Astronarium is a Polish documentary and popular science television series about astronomy and space research. The program is produced by the Polish Television and Polish Astronomical Society, with support from the Polish Ministry of Science and Higher Education. The series premiered on March 2, 2015 on the TVP Regionalna channel (now the name of this channel is TVP 3). It has been broadcast on various channels in Poland and abroad, including TVP 1, TVP 3, TVP Polonia. The episodes are also available on the internet as a VOD, some of them with English subtitles. The cumulative audience in Poland during the first week of emission of an episode is on the level of 500 000 viewers (RCH parameter).

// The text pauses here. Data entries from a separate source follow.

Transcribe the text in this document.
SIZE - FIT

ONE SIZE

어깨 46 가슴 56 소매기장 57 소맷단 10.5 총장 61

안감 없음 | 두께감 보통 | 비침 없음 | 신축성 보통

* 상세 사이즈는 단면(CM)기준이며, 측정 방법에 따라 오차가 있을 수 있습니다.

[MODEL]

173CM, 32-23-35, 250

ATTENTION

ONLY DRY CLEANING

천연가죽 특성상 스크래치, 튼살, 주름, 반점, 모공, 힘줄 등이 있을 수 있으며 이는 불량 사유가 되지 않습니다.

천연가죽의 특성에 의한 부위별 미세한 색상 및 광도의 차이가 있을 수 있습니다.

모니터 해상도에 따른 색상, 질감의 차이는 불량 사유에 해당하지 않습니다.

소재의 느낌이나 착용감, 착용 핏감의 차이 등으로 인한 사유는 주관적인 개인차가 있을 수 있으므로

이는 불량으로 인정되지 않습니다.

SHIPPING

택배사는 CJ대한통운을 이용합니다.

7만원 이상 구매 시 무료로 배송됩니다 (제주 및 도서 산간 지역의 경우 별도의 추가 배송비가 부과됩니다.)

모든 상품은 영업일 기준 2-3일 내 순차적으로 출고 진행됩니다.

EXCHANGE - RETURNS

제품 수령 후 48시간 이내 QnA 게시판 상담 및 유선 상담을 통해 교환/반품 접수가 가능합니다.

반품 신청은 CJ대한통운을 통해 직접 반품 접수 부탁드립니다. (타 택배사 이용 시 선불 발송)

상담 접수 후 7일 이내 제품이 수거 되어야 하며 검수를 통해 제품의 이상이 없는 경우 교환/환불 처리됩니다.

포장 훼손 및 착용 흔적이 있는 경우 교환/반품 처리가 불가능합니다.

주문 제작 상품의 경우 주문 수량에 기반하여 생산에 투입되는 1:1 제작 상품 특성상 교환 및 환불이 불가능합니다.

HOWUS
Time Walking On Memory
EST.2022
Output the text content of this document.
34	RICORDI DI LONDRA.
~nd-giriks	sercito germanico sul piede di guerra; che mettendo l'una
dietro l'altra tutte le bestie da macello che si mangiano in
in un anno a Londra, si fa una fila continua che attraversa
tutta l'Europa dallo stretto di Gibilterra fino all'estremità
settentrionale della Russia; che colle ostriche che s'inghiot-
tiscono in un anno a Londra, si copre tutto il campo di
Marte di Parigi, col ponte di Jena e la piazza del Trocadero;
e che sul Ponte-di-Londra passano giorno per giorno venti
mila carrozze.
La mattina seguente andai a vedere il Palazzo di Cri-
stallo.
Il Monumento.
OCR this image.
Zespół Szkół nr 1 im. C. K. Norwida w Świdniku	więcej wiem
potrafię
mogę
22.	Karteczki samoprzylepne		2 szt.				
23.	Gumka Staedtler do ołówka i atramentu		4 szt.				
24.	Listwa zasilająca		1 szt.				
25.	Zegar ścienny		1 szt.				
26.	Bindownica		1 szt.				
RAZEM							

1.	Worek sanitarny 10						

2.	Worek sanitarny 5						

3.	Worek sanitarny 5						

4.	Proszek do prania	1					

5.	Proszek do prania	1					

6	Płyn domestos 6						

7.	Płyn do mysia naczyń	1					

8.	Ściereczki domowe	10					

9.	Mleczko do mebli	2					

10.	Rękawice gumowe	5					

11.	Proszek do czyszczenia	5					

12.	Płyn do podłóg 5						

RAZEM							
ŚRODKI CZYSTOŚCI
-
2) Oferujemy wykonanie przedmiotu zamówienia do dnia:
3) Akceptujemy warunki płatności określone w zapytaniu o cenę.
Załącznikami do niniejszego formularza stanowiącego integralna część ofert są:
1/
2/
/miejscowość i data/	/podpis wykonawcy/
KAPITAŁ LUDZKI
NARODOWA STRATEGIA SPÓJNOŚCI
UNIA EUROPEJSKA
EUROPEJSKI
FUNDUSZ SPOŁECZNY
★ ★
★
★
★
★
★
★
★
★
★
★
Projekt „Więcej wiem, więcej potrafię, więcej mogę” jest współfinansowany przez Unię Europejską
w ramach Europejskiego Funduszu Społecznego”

The first season of 8 episodes was first broadcast from March to April 2015, the second season of 13 episodes from September 2015 to March 2016, the third season of 13 episodes started in April 2016.

Format of the series is about visiting science institutes and astronomical observatories, where scientists involved in research are explaining various topics about astronomy and space research. The serie uses also CGI renderings, video footages, photographs. Each episode is about a particular topic.

Astronarium is also available at YouTube where it reached 100,000 subscribers on 23 October 2020, and the most popular episode reached 1 million views on 18 October 2020.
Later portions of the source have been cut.